舞台はほとんど動かないし、会話だけ。みんなが止めようとする。だけど止まらない。この速度と容赦のなさが圧巻。

 運命ってなんだ、と思う。オイディプスは、確かに自信過剰だけれども、あそこまで呪われなければならない人間には思えない。
だからこその悲劇なんだろうな、とも思う。神々に予告された運命は、人間の手によっては塗りかえられない。そんな世界に、身震いする。

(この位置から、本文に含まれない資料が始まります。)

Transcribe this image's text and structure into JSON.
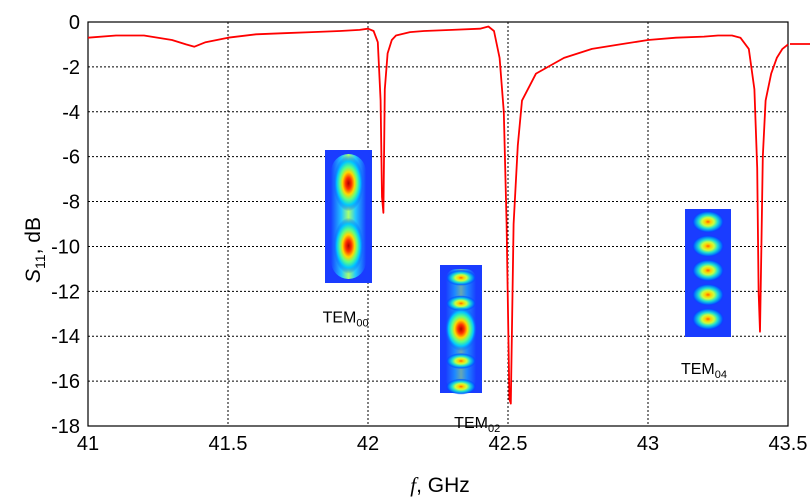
{
  "chart_data": {
    "type": "line",
    "title": "",
    "xlabel_var": "f",
    "xlabel_unit": ",  GHz",
    "ylabel_var": "S",
    "ylabel_sub": "11",
    "ylabel_unit": ",  dB",
    "xlim": [
      41,
      43.5
    ],
    "ylim": [
      -18,
      0
    ],
    "xticks": [
      41,
      41.5,
      42,
      42.5,
      43,
      43.5
    ],
    "xtick_labels": [
      "41",
      "41.5",
      "42",
      "42.5",
      "43",
      "43.5"
    ],
    "yticks": [
      0,
      -2,
      -4,
      -6,
      -8,
      -10,
      -12,
      -14,
      -16,
      -18
    ],
    "ytick_labels": [
      "0",
      "-2",
      "-4",
      "-6",
      "-8",
      "-10",
      "-12",
      "-14",
      "-16",
      "-18"
    ],
    "grid": "dotted",
    "series": [
      {
        "color": "#ff0000",
        "x": [
          41.0,
          41.1,
          41.2,
          41.3,
          41.35,
          41.38,
          41.42,
          41.5,
          41.6,
          41.7,
          41.8,
          41.9,
          41.97,
          42.0,
          42.02,
          42.035,
          42.045,
          42.05,
          42.055,
          42.06,
          42.07,
          42.085,
          42.1,
          42.15,
          42.2,
          42.3,
          42.4,
          42.43,
          42.45,
          42.47,
          42.485,
          42.495,
          42.505,
          42.51,
          42.515,
          42.52,
          42.535,
          42.55,
          42.6,
          42.7,
          42.8,
          42.9,
          43.0,
          43.1,
          43.2,
          43.25,
          43.3,
          43.33,
          43.36,
          43.38,
          43.39,
          43.395,
          43.4,
          43.405,
          43.41,
          43.42,
          43.44,
          43.46,
          43.48,
          43.5
        ],
        "y": [
          -0.7,
          -0.6,
          -0.6,
          -0.8,
          -1.0,
          -1.1,
          -0.9,
          -0.7,
          -0.55,
          -0.5,
          -0.45,
          -0.4,
          -0.35,
          -0.3,
          -0.4,
          -0.9,
          -3.5,
          -7.8,
          -8.5,
          -3.0,
          -1.4,
          -0.8,
          -0.6,
          -0.45,
          -0.4,
          -0.35,
          -0.3,
          -0.2,
          -0.4,
          -1.6,
          -4.0,
          -9.0,
          -16.8,
          -17.0,
          -13.0,
          -9.0,
          -5.5,
          -3.5,
          -2.3,
          -1.6,
          -1.2,
          -1.0,
          -0.8,
          -0.7,
          -0.65,
          -0.6,
          -0.6,
          -0.7,
          -1.2,
          -3.0,
          -6.5,
          -12.0,
          -13.8,
          -10.0,
          -6.0,
          -3.5,
          -2.3,
          -1.6,
          -1.2,
          -1.0
        ]
      }
    ],
    "annotations": [
      {
        "label_main": "TEM",
        "label_sub": "00",
        "x": 41.92,
        "y": -12.5,
        "pattern": "TEM00"
      },
      {
        "label_main": "TEM",
        "label_sub": "02",
        "x": 42.39,
        "y": -17.2,
        "pattern": "TEM02"
      },
      {
        "label_main": "TEM",
        "label_sub": "04",
        "x": 43.2,
        "y": -14.8,
        "pattern": "TEM04"
      }
    ]
  }
}
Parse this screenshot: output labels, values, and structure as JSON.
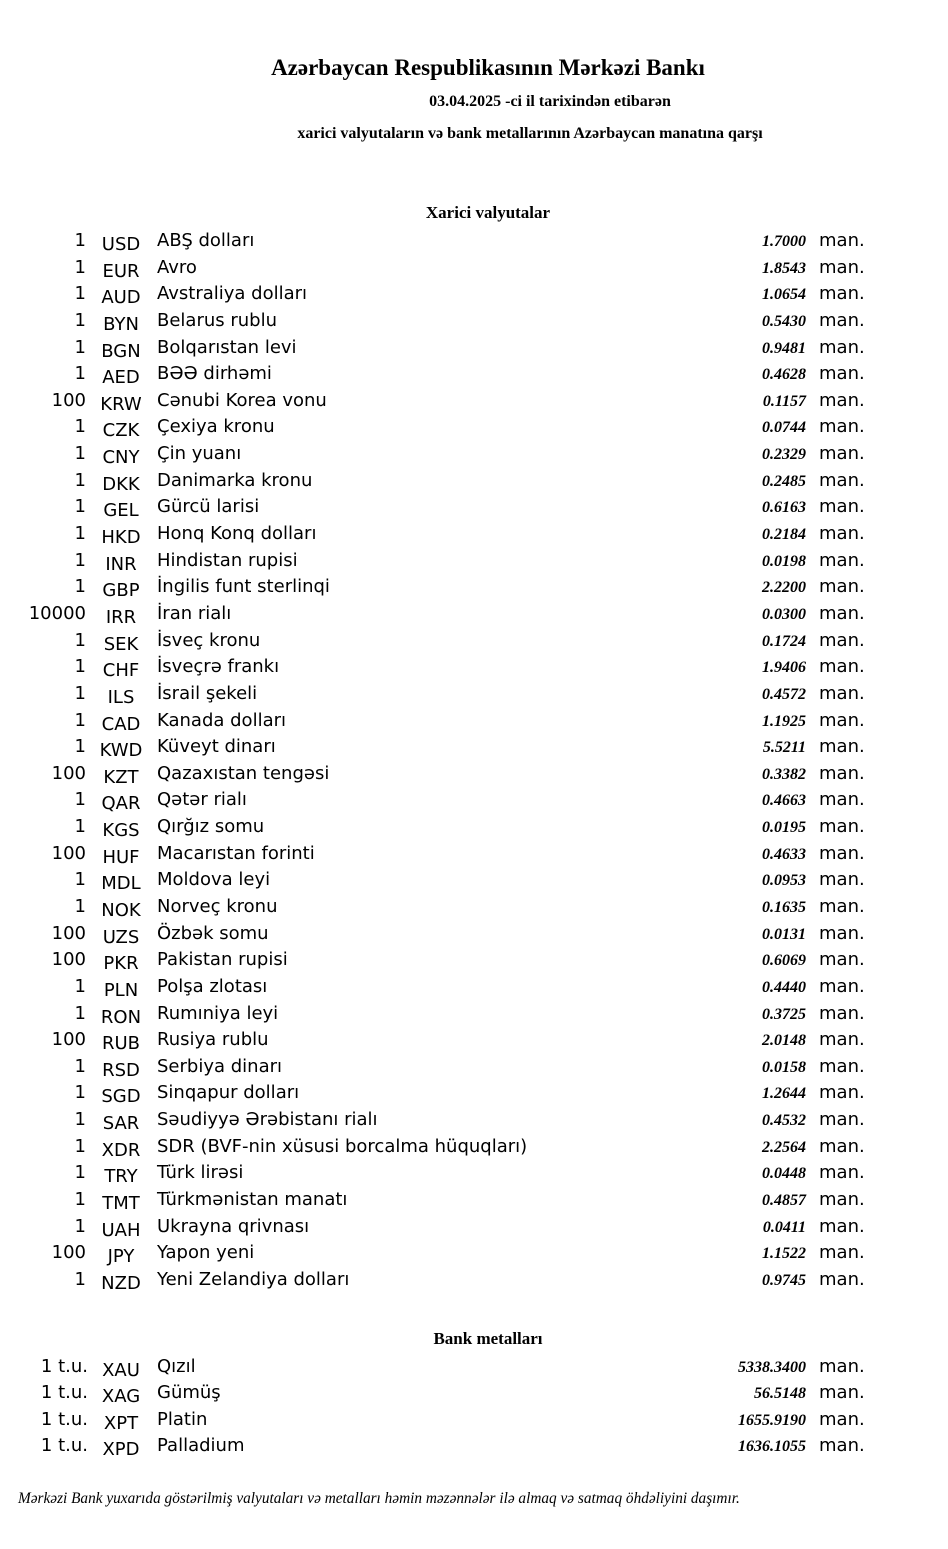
{
  "header": {
    "title": "Azərbaycan Respublikasının Mərkəzi Bankı",
    "date_line": "03.04.2025 -ci il tarixindən etibarən",
    "subtitle": "xarici valyutaların və bank metallarının Azərbaycan manatına qarşı"
  },
  "currency_unit": "man.",
  "foreign_currencies": {
    "heading": "Xarici valyutalar",
    "rows": [
      {
        "nominal": "1",
        "code": "USD",
        "name": "ABŞ dolları",
        "rate": "1.7000"
      },
      {
        "nominal": "1",
        "code": "EUR",
        "name": "Avro",
        "rate": "1.8543"
      },
      {
        "nominal": "1",
        "code": "AUD",
        "name": "Avstraliya dolları",
        "rate": "1.0654"
      },
      {
        "nominal": "1",
        "code": "BYN",
        "name": "Belarus rublu",
        "rate": "0.5430"
      },
      {
        "nominal": "1",
        "code": "BGN",
        "name": "Bolqarıstan levi",
        "rate": "0.9481"
      },
      {
        "nominal": "1",
        "code": "AED",
        "name": "BƏƏ dirhəmi",
        "rate": "0.4628"
      },
      {
        "nominal": "100",
        "code": "KRW",
        "name": "Cənubi Korea vonu",
        "rate": "0.1157"
      },
      {
        "nominal": "1",
        "code": "CZK",
        "name": "Çexiya kronu",
        "rate": "0.0744"
      },
      {
        "nominal": "1",
        "code": "CNY",
        "name": "Çin yuanı",
        "rate": "0.2329"
      },
      {
        "nominal": "1",
        "code": "DKK",
        "name": "Danimarka kronu",
        "rate": "0.2485"
      },
      {
        "nominal": "1",
        "code": "GEL",
        "name": "Gürcü larisi",
        "rate": "0.6163"
      },
      {
        "nominal": "1",
        "code": "HKD",
        "name": "Honq Konq dolları",
        "rate": "0.2184"
      },
      {
        "nominal": "1",
        "code": "INR",
        "name": "Hindistan rupisi",
        "rate": "0.0198"
      },
      {
        "nominal": "1",
        "code": "GBP",
        "name": "İngilis funt sterlinqi",
        "rate": "2.2200"
      },
      {
        "nominal": "10000",
        "code": "IRR",
        "name": "İran rialı",
        "rate": "0.0300"
      },
      {
        "nominal": "1",
        "code": "SEK",
        "name": "İsveç kronu",
        "rate": "0.1724"
      },
      {
        "nominal": "1",
        "code": "CHF",
        "name": "İsveçrə frankı",
        "rate": "1.9406"
      },
      {
        "nominal": "1",
        "code": "ILS",
        "name": "İsrail şekeli",
        "rate": "0.4572"
      },
      {
        "nominal": "1",
        "code": "CAD",
        "name": "Kanada dolları",
        "rate": "1.1925"
      },
      {
        "nominal": "1",
        "code": "KWD",
        "name": "Küveyt dinarı",
        "rate": "5.5211"
      },
      {
        "nominal": "100",
        "code": "KZT",
        "name": "Qazaxıstan tengəsi",
        "rate": "0.3382"
      },
      {
        "nominal": "1",
        "code": "QAR",
        "name": "Qətər rialı",
        "rate": "0.4663"
      },
      {
        "nominal": "1",
        "code": "KGS",
        "name": "Qırğız somu",
        "rate": "0.0195"
      },
      {
        "nominal": "100",
        "code": "HUF",
        "name": "Macarıstan forinti",
        "rate": "0.4633"
      },
      {
        "nominal": "1",
        "code": "MDL",
        "name": "Moldova leyi",
        "rate": "0.0953"
      },
      {
        "nominal": "1",
        "code": "NOK",
        "name": "Norveç kronu",
        "rate": "0.1635"
      },
      {
        "nominal": "100",
        "code": "UZS",
        "name": "Özbək somu",
        "rate": "0.0131"
      },
      {
        "nominal": "100",
        "code": "PKR",
        "name": "Pakistan rupisi",
        "rate": "0.6069"
      },
      {
        "nominal": "1",
        "code": "PLN",
        "name": "Polşa zlotası",
        "rate": "0.4440"
      },
      {
        "nominal": "1",
        "code": "RON",
        "name": "Rumıniya leyi",
        "rate": "0.3725"
      },
      {
        "nominal": "100",
        "code": "RUB",
        "name": "Rusiya rublu",
        "rate": "2.0148"
      },
      {
        "nominal": "1",
        "code": "RSD",
        "name": "Serbiya dinarı",
        "rate": "0.0158"
      },
      {
        "nominal": "1",
        "code": "SGD",
        "name": "Sinqapur dolları",
        "rate": "1.2644"
      },
      {
        "nominal": "1",
        "code": "SAR",
        "name": "Səudiyyə Ərəbistanı rialı",
        "rate": "0.4532"
      },
      {
        "nominal": "1",
        "code": "XDR",
        "name": "SDR (BVF-nin xüsusi borcalma hüquqları)",
        "rate": "2.2564"
      },
      {
        "nominal": "1",
        "code": "TRY",
        "name": "Türk lirəsi",
        "rate": "0.0448"
      },
      {
        "nominal": "1",
        "code": "TMT",
        "name": "Türkmənistan manatı",
        "rate": "0.4857"
      },
      {
        "nominal": "1",
        "code": "UAH",
        "name": "Ukrayna qrivnası",
        "rate": "0.0411"
      },
      {
        "nominal": "100",
        "code": "JPY",
        "name": "Yapon yeni",
        "rate": "1.1522"
      },
      {
        "nominal": "1",
        "code": "NZD",
        "name": "Yeni Zelandiya dolları",
        "rate": "0.9745"
      }
    ]
  },
  "bank_metals": {
    "heading": "Bank metalları",
    "rows": [
      {
        "nominal": "1 t.u.",
        "code": "XAU",
        "name": "Qızıl",
        "rate": "5338.3400"
      },
      {
        "nominal": "1 t.u.",
        "code": "XAG",
        "name": "Gümüş",
        "rate": "56.5148"
      },
      {
        "nominal": "1 t.u.",
        "code": "XPT",
        "name": "Platin",
        "rate": "1655.9190"
      },
      {
        "nominal": "1 t.u.",
        "code": "XPD",
        "name": "Palladium",
        "rate": "1636.1055"
      }
    ]
  },
  "footer": "Mərkəzi Bank yuxarıda göstərilmiş valyutaları və metalları həmin məzənnələr ilə almaq və satmaq öhdəliyini daşımır."
}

 不幸な、あまりに不幸な呪われた身の上。目が覚めるような話だった。


recommend:
ソポクレスによる、テーバイ三部作。
>『コロノスのオイディプス』…2作目。オイディプスのその後。
>『アンディゴネー』…3作目。オイディプスの娘の話。やはり血は呪われている。


容赦のない運命と崩壊について。
ガルシア・マルケス『予告された殺人の記録』…予告された殺人は。
フロイト『幻想の未来/文化への不満』…フロイトの考え。
ドゥルーズ=ガタリ『アンチ・オイディプス』…フロイトへの批判。


フロイト先生についての覚書。↓

 正直に言えば、私はフロイト先生がもたらした思想の大転換については評価するものの、あまり彼の言うこと自体は好きではない。フロイトの理論は、つきつめていえば、彼が彼自身をどう語るか、という話だ。ぶっちゃけて言えば、偏屈だし、変態だし、それで人間まるっと語られてもなあ、と思ってしまう。

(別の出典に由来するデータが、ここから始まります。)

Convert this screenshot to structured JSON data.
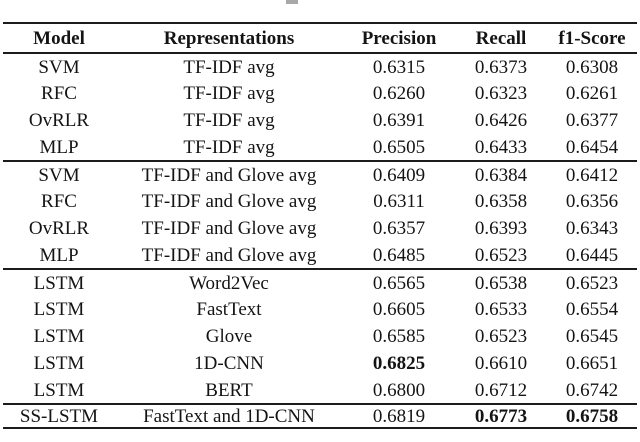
{
  "page": {
    "background_color": "#ffffff",
    "text_color": "#141414",
    "rule_color": "#1c1c1c",
    "caption_fragment_visible": true
  },
  "table": {
    "columns": [
      "Model",
      "Representations",
      "Precision",
      "Recall",
      "f1-Score"
    ],
    "sections": [
      {
        "rows": [
          [
            "SVM",
            "TF-IDF avg",
            "0.6315",
            "0.6373",
            "0.6308"
          ],
          [
            "RFC",
            "TF-IDF avg",
            "0.6260",
            "0.6323",
            "0.6261"
          ],
          [
            "OvRLR",
            "TF-IDF avg",
            "0.6391",
            "0.6426",
            "0.6377"
          ],
          [
            "MLP",
            "TF-IDF avg",
            "0.6505",
            "0.6433",
            "0.6454"
          ]
        ]
      },
      {
        "rows": [
          [
            "SVM",
            "TF-IDF and Glove avg",
            "0.6409",
            "0.6384",
            "0.6412"
          ],
          [
            "RFC",
            "TF-IDF and Glove avg",
            "0.6311",
            "0.6358",
            "0.6356"
          ],
          [
            "OvRLR",
            "TF-IDF and Glove avg",
            "0.6357",
            "0.6393",
            "0.6343"
          ],
          [
            "MLP",
            "TF-IDF and Glove avg",
            "0.6485",
            "0.6523",
            "0.6445"
          ]
        ]
      },
      {
        "rows": [
          [
            "LSTM",
            "Word2Vec",
            "0.6565",
            "0.6538",
            "0.6523"
          ],
          [
            "LSTM",
            "FastText",
            "0.6605",
            "0.6533",
            "0.6554"
          ],
          [
            "LSTM",
            "Glove",
            "0.6585",
            "0.6523",
            "0.6545"
          ],
          [
            "LSTM",
            "1D-CNN",
            "0.6825",
            "0.6610",
            "0.6651"
          ],
          [
            "LSTM",
            "BERT",
            "0.6800",
            "0.6712",
            "0.6742"
          ]
        ]
      },
      {
        "rows": [
          [
            "SS-LSTM",
            "FastText and 1D-CNN",
            "0.6819",
            "0.6773",
            "0.6758"
          ]
        ]
      }
    ],
    "emphasis": {
      "best_precision": "0.6825",
      "best_recall": "0.6773",
      "best_f1_score": "0.6758"
    }
  }
}
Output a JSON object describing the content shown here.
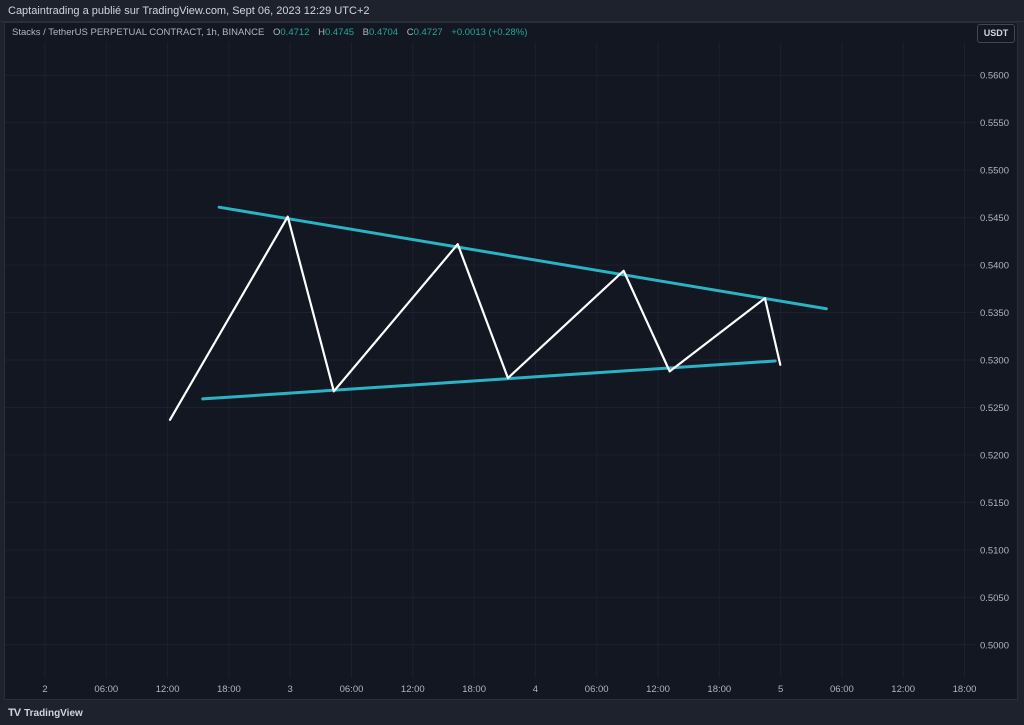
{
  "header": {
    "publish_info": "Captaintrading a publié sur TradingView.com, Sept 06, 2023 12:29 UTC+2"
  },
  "legend": {
    "symbol": "Stacks / TetherUS PERPETUAL CONTRACT, 1h, BINANCE",
    "open_label": "O",
    "open_value": "0.4712",
    "high_label": "H",
    "high_value": "0.4745",
    "low_label": "B",
    "low_value": "0.4704",
    "close_label": "C",
    "close_value": "0.4727",
    "change": "+0.0013 (+0.28%)"
  },
  "currency_button": "USDT",
  "footer": {
    "brand": "TradingView",
    "logo_glyph": "TV"
  },
  "colors": {
    "background": "#131722",
    "line": "#ffffff",
    "trendline": "#2bb3c5",
    "legend_value": "#26a69a"
  },
  "chart_data": {
    "type": "line",
    "title": "",
    "xlabel": "",
    "ylabel": "",
    "ylim": [
      0.4965,
      0.5635
    ],
    "y_ticks": [
      "0.5600",
      "0.5550",
      "0.5500",
      "0.5450",
      "0.5400",
      "0.5350",
      "0.5300",
      "0.5250",
      "0.5200",
      "0.5150",
      "0.5100",
      "0.5050",
      "0.5000"
    ],
    "x_tick_labels": [
      "2",
      "06:00",
      "12:00",
      "18:00",
      "3",
      "06:00",
      "12:00",
      "18:00",
      "4",
      "06:00",
      "12:00",
      "18:00",
      "5",
      "06:00",
      "12:00",
      "18:00"
    ],
    "grid": true,
    "series": [
      {
        "x": [
          16.6,
          28.1,
          32.6,
          44.7,
          49.6,
          60.9,
          65.4,
          74.7,
          76.2
        ],
        "values": [
          0.5237,
          0.5451,
          0.5267,
          0.5422,
          0.5281,
          0.5394,
          0.5288,
          0.5365,
          0.5295
        ]
      }
    ],
    "trendlines": [
      {
        "x": [
          21.4,
          80.7
        ],
        "values": [
          0.5461,
          0.5354
        ]
      },
      {
        "x": [
          19.8,
          75.7
        ],
        "values": [
          0.5259,
          0.5299
        ]
      }
    ]
  }
}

 フロイトの何がすごかったかといえば、デカルト以来の「私は理性を持った存在だ。自分は自分について、何でも知ることができる」という、近代科学もろもろの基盤となっていた前提に対して、「いやいや、人間は自分で知らないことがこんなにもあるんですよ」と言ったこと。「自分は大丈夫。これまで一度も酔ったことがない」なんて自信がある人ほど、「あなた、昨日××でしたよ」なんて言われて、多大なショックを受けるのに似ているかもしれない。

 まさに西洋は打ちのめされた。東洋は別にそうでもなかった。その後に世界大戦が起こり、ナチスが出てしまったものだから、西欧はそれまでの人間への視点を根本的に改めなければならなくなってしまった。まるで反動のように、サルトルが「自分たちは自分たちで作る!活動しよう!」と言ったり、構造主義が「人間は構造からできていて、自分の事なんか決められやしない」と言ったりするようになる。

 だけど、エディプス・コンプレックスって、フロイト自身の極端な性癖をどううまく説明するかのものであって、別に人間全般に当てはまる話ではぜんぜんないわけで。
 今回、『オイディプス王』を読んで分かった。あれをエディプス・コンプレックスに読解するフロイトさんの方が、超読解。絶対に世の中、「オイディプス王」の誤解している人が多い。発言力が大きすぎるのも、考えものだ。